Firstly, the clicker is but a handy tool for use in training. It is a 'bridging signal' to help the horse associate behaviour with positive reinforcement(reward). It is by no means necessary though and whatever original, short, sharp signal you choose will become effective. Dolphin trainers tend to use whistles. I tend to just use 'Good!', especially when riding, so I don't have my hands cluttered. As far as problem horses & stopping kicks to the face or such, I think you're looking at it too directly - as if the clicker is the trainer, the Answer or some such. Again the clicker is but a handy tool, as with food treats or such, it's the *principles* you learn & apply that are the important bits.
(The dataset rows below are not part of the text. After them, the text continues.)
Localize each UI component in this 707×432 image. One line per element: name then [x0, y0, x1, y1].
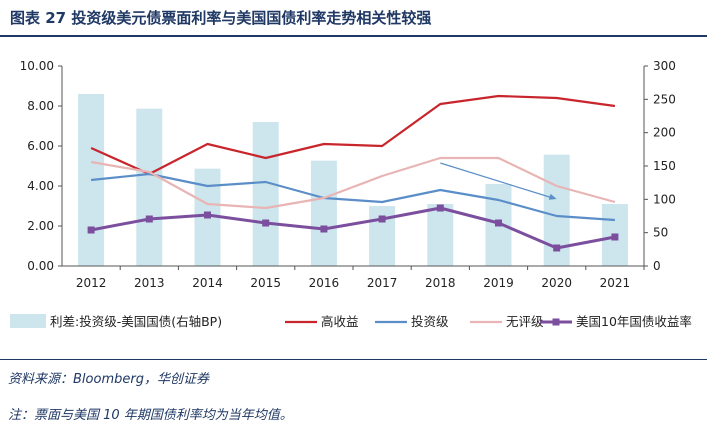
- legend-label-series-3: 美国10年国债收益率: [576, 314, 692, 329]
- legend-marker-series-3: [552, 318, 560, 326]
- trend-arrow-head: [548, 193, 557, 200]
- series-line-2: [90, 156, 616, 210]
- right-tick-label: 150: [653, 159, 676, 173]
- bar-spread-2017: [369, 206, 396, 266]
- series-point-3-2013: [145, 215, 153, 223]
- left-tick-label: 10.00: [20, 59, 54, 73]
- left-tick-label: 4.00: [27, 179, 54, 193]
- legend-label-series-2: 无评级: [506, 314, 544, 329]
- title-bar: 图表 27 投资级美元债票面利率与美国国债利率走势相关性较强: [0, 0, 707, 37]
- x-tick-label-2013: 2013: [134, 276, 165, 290]
- x-tick-label-2014: 2014: [192, 276, 223, 290]
- series-line-1: [90, 172, 615, 222]
- x-tick-label-2012: 2012: [76, 276, 107, 290]
- title-underline: [0, 35, 707, 37]
- series-line-0: [90, 94, 616, 176]
- footnote: 注：票面与美国 10 年期国债利率均为当年均值。: [8, 408, 293, 423]
- x-tick-label-2019: 2019: [483, 276, 514, 290]
- bar-spread-2015: [252, 122, 279, 266]
- divider-rule: [0, 359, 707, 360]
- left-tick-label: 6.00: [27, 139, 54, 153]
- legend-swatch-spread: [10, 314, 46, 328]
- right-tick-label: 50: [653, 226, 668, 240]
- left-tick-label: 8.00: [27, 99, 54, 113]
- right-tick-label: 300: [653, 59, 676, 73]
- series-point-3-2012: [87, 226, 95, 234]
- x-tick-label-2015: 2015: [250, 276, 281, 290]
- x-tick-label-2021: 2021: [600, 276, 631, 290]
- series-point-3-2016: [320, 225, 328, 233]
- series-point-3-2015: [262, 219, 270, 227]
- chart: 0.00 2.00 4.00 6.00 8.00 10.00 0 50 100 150 200 250…: [10, 59, 692, 329]
- left-tick-label: 2.00: [27, 219, 54, 233]
- legend-label-series-0: 高收益: [321, 314, 359, 329]
- series-line-3: [90, 206, 616, 250]
- right-tick-label: 200: [653, 126, 676, 140]
- bar-spread-2013: [136, 108, 163, 267]
- series-point-3-2019: [495, 219, 502, 227]
- series-point-3-2017: [378, 215, 386, 223]
- x-tick-label-2016: 2016: [309, 276, 340, 290]
- x-tick-label-2020: 2020: [541, 276, 572, 290]
- legend-label-spread: 利差:投资级-美国国债(右轴BP): [50, 314, 222, 329]
- right-tick-label: 0: [653, 259, 661, 273]
- right-tick-label: 250: [653, 92, 676, 106]
- x-tick-label-2017: 2017: [367, 276, 398, 290]
- series-point-3-2018: [436, 204, 444, 212]
- right-tick-label: 100: [653, 192, 676, 206]
- x-tick-label-2018: 2018: [425, 276, 456, 290]
- figure-title: 图表 27 投资级美元债票面利率与美国国债利率走势相关性较强: [10, 9, 432, 27]
- bar-spread-2016: [310, 160, 337, 266]
- series-point-3-2020: [553, 244, 561, 252]
- trend-arrow-line: [440, 162, 553, 199]
- left-tick-label: 0.00: [27, 259, 54, 273]
- legend-label-series-1: 投资级: [411, 314, 449, 329]
- series-point-3-2014: [204, 211, 211, 219]
- source-note: 资料来源：Bloomberg，华创证券: [8, 372, 209, 387]
- bar-spread-2018: [427, 204, 454, 266]
- series-point-3-2021: [611, 233, 619, 241]
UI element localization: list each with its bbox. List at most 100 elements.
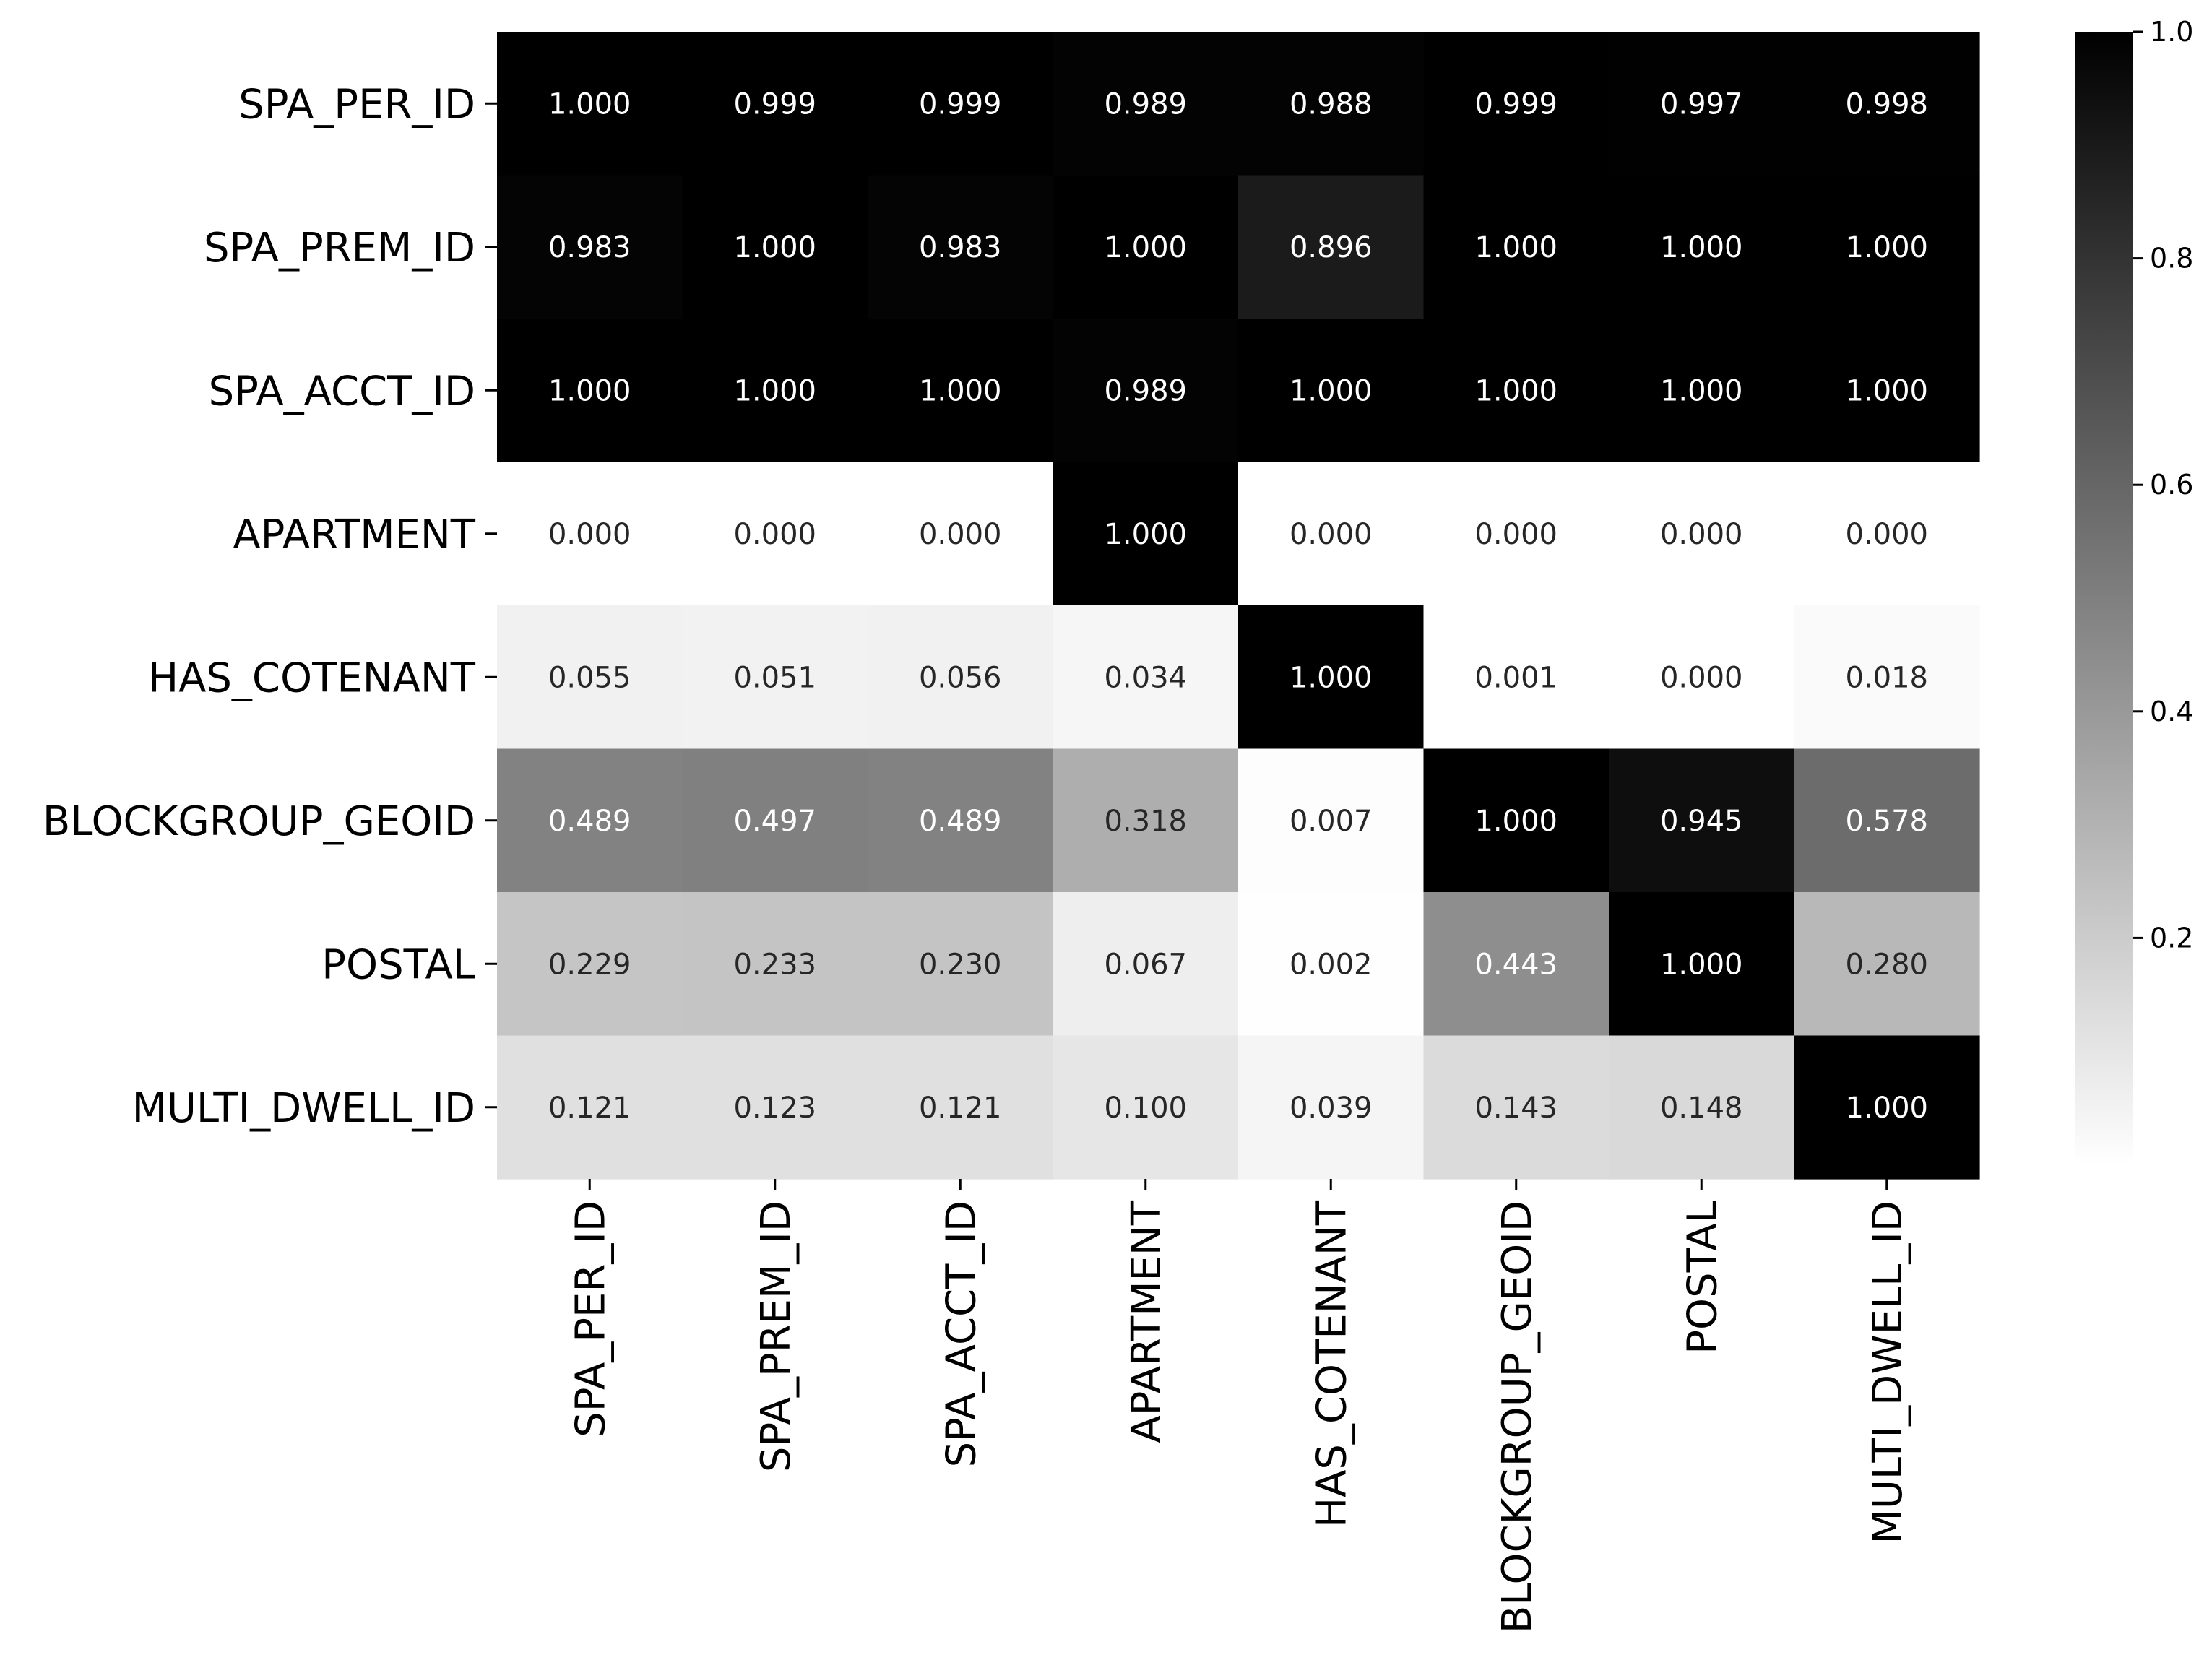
heatmap-cell <box>497 32 683 176</box>
cell-value-label: 1.000 <box>548 87 631 121</box>
cell-value-label: 0.318 <box>1104 805 1187 838</box>
cell-value-label: 1.000 <box>1289 374 1373 407</box>
heatmap-cell <box>497 175 683 319</box>
heatmap-cell <box>682 462 868 606</box>
cell-value-label: 0.578 <box>1845 805 1928 838</box>
heatmap-cell <box>682 319 868 463</box>
heatmap-cell <box>1238 1035 1425 1180</box>
cell-value-label: 0.148 <box>1660 1091 1743 1125</box>
heatmap-cell <box>1609 748 1795 893</box>
cell-value-label: 0.988 <box>1289 87 1373 121</box>
row-label-apartment: APARTMENT <box>233 511 475 558</box>
cell-value-label: 0.230 <box>919 948 1002 981</box>
colorbar-gradient <box>2075 32 2133 1164</box>
heatmap-cell <box>1609 319 1795 463</box>
heatmap-cell <box>1053 892 1239 1037</box>
cell-value-label: 0.143 <box>1474 1091 1558 1125</box>
cell-value-label: 1.000 <box>1845 231 1928 264</box>
heatmap-cell <box>1609 1035 1795 1180</box>
cell-value-label: 0.280 <box>1845 948 1928 981</box>
cell-value-label: 0.998 <box>1845 87 1928 121</box>
column-label-apartment: APARTMENT <box>1123 1200 1170 1443</box>
heatmap-cell <box>497 462 683 606</box>
heatmap-cell <box>1794 462 1980 606</box>
heatmap-cell <box>1053 748 1239 893</box>
cell-value-label: 0.989 <box>1104 374 1187 407</box>
cell-value-label: 1.000 <box>1660 374 1743 407</box>
cell-value-label: 0.489 <box>548 805 631 838</box>
cell-value-label: 0.983 <box>919 231 1002 264</box>
heatmap-cell <box>1423 748 1610 893</box>
cell-value-label: 1.000 <box>1104 518 1187 551</box>
cell-value-label: 0.000 <box>1660 518 1743 551</box>
colorbar-tick-label: 0.2 <box>2150 922 2193 954</box>
heatmap-cell <box>1423 605 1610 750</box>
colorbar-tick-label: 0.4 <box>2150 696 2193 727</box>
column-label-has-cotenant: HAS_COTENANT <box>1308 1200 1355 1528</box>
heatmap-cell <box>1609 462 1795 606</box>
cell-value-label: 0.896 <box>1289 231 1373 264</box>
heatmap-cell <box>1053 462 1239 606</box>
row-label-multi-dwell-id: MULTI_DWELL_ID <box>132 1085 475 1132</box>
heatmap-cell <box>1423 32 1610 176</box>
row-label-spa-prem-id: SPA_PREM_ID <box>204 225 475 272</box>
cell-value-label: 0.999 <box>733 87 816 121</box>
heatmap-cell <box>1423 892 1610 1037</box>
heatmap-cell <box>497 1035 683 1180</box>
heatmap-cell <box>868 462 1054 606</box>
colorbar: 0.2 0.4 0.6 0.8 1.0 <box>2075 16 2193 1164</box>
cell-value-label: 0.055 <box>548 661 631 694</box>
heatmap-cell <box>682 892 868 1037</box>
heatmap-cell <box>682 605 868 750</box>
heatmap-cell <box>1794 892 1980 1037</box>
heatmap-cell <box>1238 319 1425 463</box>
row-label-has-cotenant: HAS_COTENANT <box>148 654 476 701</box>
column-axis: SPA_PER_ID SPA_PREM_ID SPA_ACCT_ID APARTMEN… <box>567 1179 1911 1633</box>
column-label-spa-prem-id: SPA_PREM_ID <box>753 1201 800 1472</box>
heatmap-cell <box>1794 1035 1980 1180</box>
heatmap-cell <box>1423 462 1610 606</box>
cell-value-label: 0.001 <box>1474 661 1558 694</box>
cell-value-label: 0.999 <box>919 87 1002 121</box>
cell-value-label: 0.034 <box>1104 661 1187 694</box>
cell-value-label: 1.000 <box>1660 948 1743 981</box>
heatmap-cell <box>1423 1035 1610 1180</box>
heatmap-cells <box>497 32 1980 1180</box>
heatmap-cell <box>1053 605 1239 750</box>
heatmap-cell <box>1238 32 1425 176</box>
heatmap-cell <box>1609 605 1795 750</box>
heatmap-cell <box>682 175 868 319</box>
cell-value-label: 1.000 <box>1289 661 1373 694</box>
cell-value-label: 0.051 <box>733 661 816 694</box>
cell-value-label: 0.000 <box>1289 518 1373 551</box>
heatmap-cell <box>1794 32 1980 176</box>
cell-value-label: 0.489 <box>919 805 1002 838</box>
cell-value-label: 0.018 <box>1845 661 1928 694</box>
heatmap-cell <box>1609 892 1795 1037</box>
heatmap-cell-labels: 1.000 0.999 0.999 0.989 0.988 0.999 0.997 0.998… <box>548 87 1928 1125</box>
cell-value-label: 0.000 <box>548 518 631 551</box>
cell-value-label: 1.000 <box>548 374 631 407</box>
colorbar-ticks: 0.2 0.4 0.6 0.8 1.0 <box>2133 16 2193 954</box>
cell-value-label: 0.000 <box>919 518 1002 551</box>
cell-value-label: 0.983 <box>548 231 631 264</box>
cell-value-label: 0.229 <box>548 948 631 981</box>
heatmap-cell <box>1238 605 1425 750</box>
cell-value-label: 0.002 <box>1289 948 1373 981</box>
cell-value-label: 0.997 <box>1660 87 1743 121</box>
cell-value-label: 1.000 <box>1474 231 1558 264</box>
cell-value-label: 0.989 <box>1104 87 1187 121</box>
column-label-blockgroup-geoid: BLOCKGROUP_GEOID <box>1494 1201 1541 1633</box>
column-label-multi-dwell-id: MULTI_DWELL_ID <box>1865 1201 1911 1544</box>
heatmap-cell <box>497 892 683 1037</box>
cell-value-label: 0.000 <box>1474 518 1558 551</box>
heatmap-cell <box>1238 175 1425 319</box>
heatmap-cell <box>868 605 1054 750</box>
heatmap-cell <box>497 748 683 893</box>
column-label-spa-acct-id: SPA_ACCT_ID <box>938 1201 985 1467</box>
cell-value-label: 0.999 <box>1474 87 1558 121</box>
cell-value-label: 1.000 <box>733 231 816 264</box>
heatmap-cell <box>1238 462 1425 606</box>
heatmap-cell <box>1238 892 1425 1037</box>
Then you will learn how to modify their behaviour *and attitude* in order to *avoid* the aggression, rather than just reacting to it when it happens. I actually find using 'clicker training' principles especially valuable in working with 'aggressive' or 'rude' horses.
it is still a form of reflexology and it does not teach the horse to listen to the rider and it does not teach the rider to communicate with his horse as a whole being.
Perhaps, like 'clicker training' IT does not train the horse, but it may be a useful tool to help a trainer?